Dr. Duval: Good afternoon! Thank you for having me.
Editor: Let’s jump right in. Prime Minister Michel Barnier has presented a bill aimed at limiting the public deficit as we approach the end of the year. What are the key aspects of this bill?
Dr. Duval: The bill, which is over 187 pages long, focuses primarily on managing the current financial year’s budget. It introduces new credits, particularly aimed at ensuring public employee salaries and continuing military support for Ukraine. It showcases the government’s commitment to maintaining essential services despite the challenging financial landscape.
Editor: It seems like there’s a significant urgency behind this bill. Why does the government want it passed by early December?
Dr. Duval: There are a couple of factors. Firstly, the financial year is ending soon, and any adjustments need to be in place to effectively manage resources. Secondly, the government is concerned about maintaining public sector stability, especially as we head into winter, a critical time that can affect social services and public morale. By securing these funds, they are aiming for a smoother transition into the new year.
Editor: The lack of a majority in the National Assembly seems like a hurdle. How is the government planning to overcome this obstacle?
Dr. Duval: Yes, that’s quite significant. The government is likely leveraging its relationship with certain political factions and also appealing to public sentiment around essential services and national interests, such as military support. This approach could sway some representatives to support the bill despite the lack of a formal majority.
Editor: In the meantime, you mentioned the slippage in public finances. How does this bill address that?
Dr. Duval: Unlike a traditional amendment bill that would thoroughly reassess the financial strategy, this bill takes a more reactive approach. It attempts to manage immediate shortfalls and establish temporary measures instead of enacting a comprehensive fiscal overhaul. While this might stave off immediate challenges, it leaves the longer-term financial strategy somewhat unaddressed.
Editor: What are the potential implications of passing this bill without a solid long-term financial plan?
Dr.

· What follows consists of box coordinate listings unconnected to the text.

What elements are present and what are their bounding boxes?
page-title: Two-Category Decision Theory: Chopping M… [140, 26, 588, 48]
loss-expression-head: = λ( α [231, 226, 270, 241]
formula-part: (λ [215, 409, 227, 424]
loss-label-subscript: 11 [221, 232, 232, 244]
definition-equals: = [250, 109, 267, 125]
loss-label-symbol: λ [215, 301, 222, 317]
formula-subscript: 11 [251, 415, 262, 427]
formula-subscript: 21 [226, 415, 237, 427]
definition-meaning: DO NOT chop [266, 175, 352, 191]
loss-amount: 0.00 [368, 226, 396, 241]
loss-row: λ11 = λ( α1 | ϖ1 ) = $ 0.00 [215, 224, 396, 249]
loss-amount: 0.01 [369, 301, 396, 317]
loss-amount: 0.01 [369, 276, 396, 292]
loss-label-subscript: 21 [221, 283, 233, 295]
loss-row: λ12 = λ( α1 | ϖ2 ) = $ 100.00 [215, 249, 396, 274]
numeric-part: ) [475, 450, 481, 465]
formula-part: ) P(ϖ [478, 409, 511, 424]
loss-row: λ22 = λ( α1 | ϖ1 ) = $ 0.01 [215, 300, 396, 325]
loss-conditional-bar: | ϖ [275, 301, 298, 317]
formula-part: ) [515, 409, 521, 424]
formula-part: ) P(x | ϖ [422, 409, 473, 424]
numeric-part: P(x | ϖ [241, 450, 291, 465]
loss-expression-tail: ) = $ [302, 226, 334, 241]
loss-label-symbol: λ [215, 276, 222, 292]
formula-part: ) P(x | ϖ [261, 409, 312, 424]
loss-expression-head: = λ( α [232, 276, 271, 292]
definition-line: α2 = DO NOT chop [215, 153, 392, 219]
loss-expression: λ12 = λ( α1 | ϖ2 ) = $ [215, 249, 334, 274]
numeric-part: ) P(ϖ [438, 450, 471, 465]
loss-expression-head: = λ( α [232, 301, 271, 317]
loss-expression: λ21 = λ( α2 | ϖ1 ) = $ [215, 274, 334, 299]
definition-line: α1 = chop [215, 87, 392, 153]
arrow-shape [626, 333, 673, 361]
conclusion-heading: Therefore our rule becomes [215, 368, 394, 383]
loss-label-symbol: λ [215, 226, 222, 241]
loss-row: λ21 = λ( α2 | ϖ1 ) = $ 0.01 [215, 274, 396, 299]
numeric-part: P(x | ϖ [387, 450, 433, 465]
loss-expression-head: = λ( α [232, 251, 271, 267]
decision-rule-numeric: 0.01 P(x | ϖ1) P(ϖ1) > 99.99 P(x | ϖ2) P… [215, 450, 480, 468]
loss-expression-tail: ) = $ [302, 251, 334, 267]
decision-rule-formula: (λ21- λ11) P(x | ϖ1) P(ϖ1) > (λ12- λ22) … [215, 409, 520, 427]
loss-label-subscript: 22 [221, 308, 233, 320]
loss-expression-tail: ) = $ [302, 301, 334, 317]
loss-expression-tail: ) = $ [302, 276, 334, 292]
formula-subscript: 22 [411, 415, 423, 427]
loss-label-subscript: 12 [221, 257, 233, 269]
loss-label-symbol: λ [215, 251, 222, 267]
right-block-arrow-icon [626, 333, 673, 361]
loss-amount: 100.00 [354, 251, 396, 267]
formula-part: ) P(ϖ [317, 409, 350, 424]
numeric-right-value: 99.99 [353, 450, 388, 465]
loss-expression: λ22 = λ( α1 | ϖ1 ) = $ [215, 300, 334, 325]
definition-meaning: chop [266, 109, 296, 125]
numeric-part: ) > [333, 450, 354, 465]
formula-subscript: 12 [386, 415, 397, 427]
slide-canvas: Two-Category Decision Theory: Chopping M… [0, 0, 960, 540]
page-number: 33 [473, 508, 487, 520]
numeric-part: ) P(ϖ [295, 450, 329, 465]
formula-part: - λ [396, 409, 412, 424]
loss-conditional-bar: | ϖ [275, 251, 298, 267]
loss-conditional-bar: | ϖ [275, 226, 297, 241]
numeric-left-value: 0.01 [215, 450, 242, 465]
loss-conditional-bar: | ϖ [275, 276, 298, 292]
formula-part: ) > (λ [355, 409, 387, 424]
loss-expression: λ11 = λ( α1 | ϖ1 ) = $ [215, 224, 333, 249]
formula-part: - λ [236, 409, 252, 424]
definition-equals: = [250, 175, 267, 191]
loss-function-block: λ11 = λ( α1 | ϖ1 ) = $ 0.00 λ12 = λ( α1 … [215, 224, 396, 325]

Duval: Passing this bill could lead to short-term stability but raises concerns about long-term sustainability. If we’re only focusing on immediate fixes without addressing the root causes of the public deficit, we might find ourselves in a similar or worse position down the line. Additionally, taxpayers may eventually feel the pressure of short-term solutions that lack foresight.
Editor: In essence, while the government is acting with urgency, there could be repercussions if this trend continues.
Dr. Duval: Exactly. The government needs to prioritize not just reactionary measures but also create a cohesive strategy for post-2025 that can address fiscal health sustainably.
Editor: Thank you for your insights, Dr. Duval. It’s clear that navigating these economic challenges is going to require not just quick action but also careful planning for the future.
Dr. Duval: Thank you for having me. It’s always a pleasure to discuss these critical issues.
Editor: And thank you to our audience for tuning in to Time.news. Stay informed as we continue to follow these developments closely!